A breaker that reads infinite resistance in both the ON and OFF positions has failed internally and needs to be replaced. A breaker that shows continuity in both positions is stuck closed and is a serious safety hazard, since it can no longer trip to protect the circuit.

Testing AFCI and GFCI Breakers

Arc-fault (AFCI) and ground-fault (GFCI) breakers have built-in test buttons right on the face of the breaker. With the breaker in the ON position, press the small TEST button. The breaker should immediately trip, moving the toggle to the OFF or TRIP position. If pressing the test button does nothing, the breaker’s protective circuitry has failed and the breaker should be replaced.

These specialty breakers should be tested monthly. The test button only verifies the breaker’s ability to detect faults and respond. It doesn’t tell you anything about the breaker’s ability to carry normal current, so if you suspect a problem beyond the safety function, run the voltage or continuity tests described above as well.

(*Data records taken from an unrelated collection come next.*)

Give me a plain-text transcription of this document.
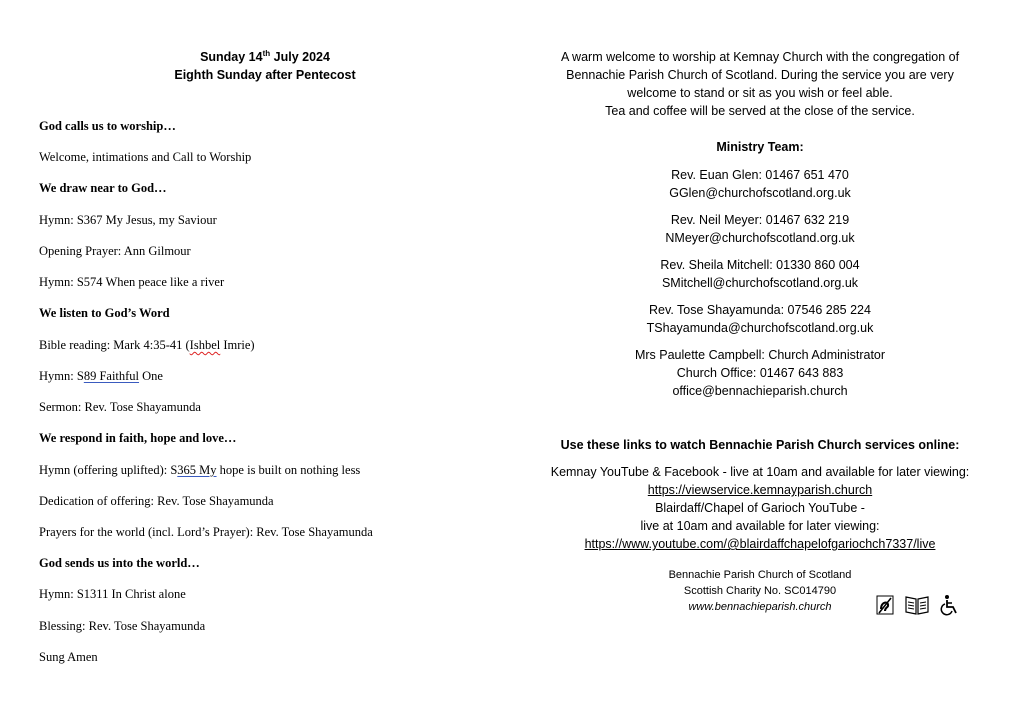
Sunday 14th July 2024
Eighth Sunday after Pentecost
God calls us to worship…
Welcome, intimations and Call to Worship
We draw near to God…
Hymn: S367 My Jesus, my Saviour
Opening Prayer: Ann Gilmour
Hymn: S574 When peace like a river
We listen to God’s Word
Bible reading: Mark 4:35-41 (Ishbel Imrie)
Hymn: S89 Faithful One
Sermon: Rev. Tose Shayamunda
We respond in faith, hope and love…
Hymn (offering uplifted): S365 My hope is built on nothing less
Dedication of offering: Rev. Tose Shayamunda
Prayers for the world (incl. Lord’s Prayer): Rev. Tose Shayamunda
God sends us into the world…
Hymn: S1311 In Christ alone
Blessing: Rev. Tose Shayamunda
Sung Amen

A warm welcome to worship at Kemnay Church with the congregation of
Bennachie Parish Church of Scotland. During the service you are very
welcome to stand or sit as you wish or feel able.
Tea and coffee will be served at the close of the service.

Ministry Team:

Rev. Euan Glen: 01467 651 470
GGlen@churchofscotland.org.uk

Rev. Neil Meyer: 01467 632 219
NMeyer@churchofscotland.org.uk

Rev. Sheila Mitchell: 01330 860 004
SMitchell@churchofscotland.org.uk

Rev. Tose Shayamunda: 07546 285 224
TShayamunda@churchofscotland.org.uk

Mrs Paulette Campbell: Church Administrator
Church Office: 01467 643 883
office@bennachieparish.church

Use these links to watch Bennachie Parish Church services online:

Kemnay YouTube & Facebook - live at 10am and available for later viewing:
https://viewservice.kemnayparish.church
Blairdaff/Chapel of Garioch YouTube -
live at 10am and available for later viewing:
https://www.youtube.com/@blairdaffchapelofgariochch7337/live

Bennachie Parish Church of Scotland
Scottish Charity No. SC014790
www.bennachieparish.church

Bad Breaker vs. Bad Wiring

A breaker that trips immediately every time you reset it isn’t necessarily defective. In many cases, the breaker is doing exactly what it’s supposed to do: protecting you from a dangerous condition on the circuit. A short circuit (where a hot wire contacts a neutral wire or a grounded surface) will cause instant tripping every time. So will a ground fault in a wet location.

The voltage test helps you distinguish between these scenarios. If the breaker reads the correct voltage at its terminal with nothing plugged into the circuit, the breaker itself is fine and the problem is something connected to that circuit. If the breaker shows 0V while switched on, or if it passes the voltage test but physically won’t stay in the ON position even with all devices unplugged, the breaker is the problem.

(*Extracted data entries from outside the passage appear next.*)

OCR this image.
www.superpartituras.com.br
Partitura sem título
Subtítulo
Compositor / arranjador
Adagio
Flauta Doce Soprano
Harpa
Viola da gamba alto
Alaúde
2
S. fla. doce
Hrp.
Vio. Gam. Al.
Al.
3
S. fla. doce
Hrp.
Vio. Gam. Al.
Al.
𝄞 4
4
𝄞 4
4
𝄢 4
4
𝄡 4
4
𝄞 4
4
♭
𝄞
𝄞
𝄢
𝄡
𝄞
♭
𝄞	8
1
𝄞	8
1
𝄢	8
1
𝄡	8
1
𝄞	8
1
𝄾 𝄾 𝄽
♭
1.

Other signs that point to the breaker itself rather than the wiring: visible damage or discoloration on the breaker body, a toggle that feels loose or won’t click firmly into position, and heat concentrated on the breaker rather than on the wires connected to it.

How Long Breakers Last

Circuit breakers are generally expected to last about 30 years under normal conditions with regular maintenance, according to Schneider Electric. In practice, breakers in panels that experience frequent tripping, moisture exposure, or heavy electrical loads may wear out sooner. If your home’s electrical panel is more than 25 years old and you’re experiencing tripping issues on multiple circuits, the breakers may simply be aging out. Replacing individual breakers is straightforward, but widespread failures across a panel often mean the entire panel is due for an upgrade.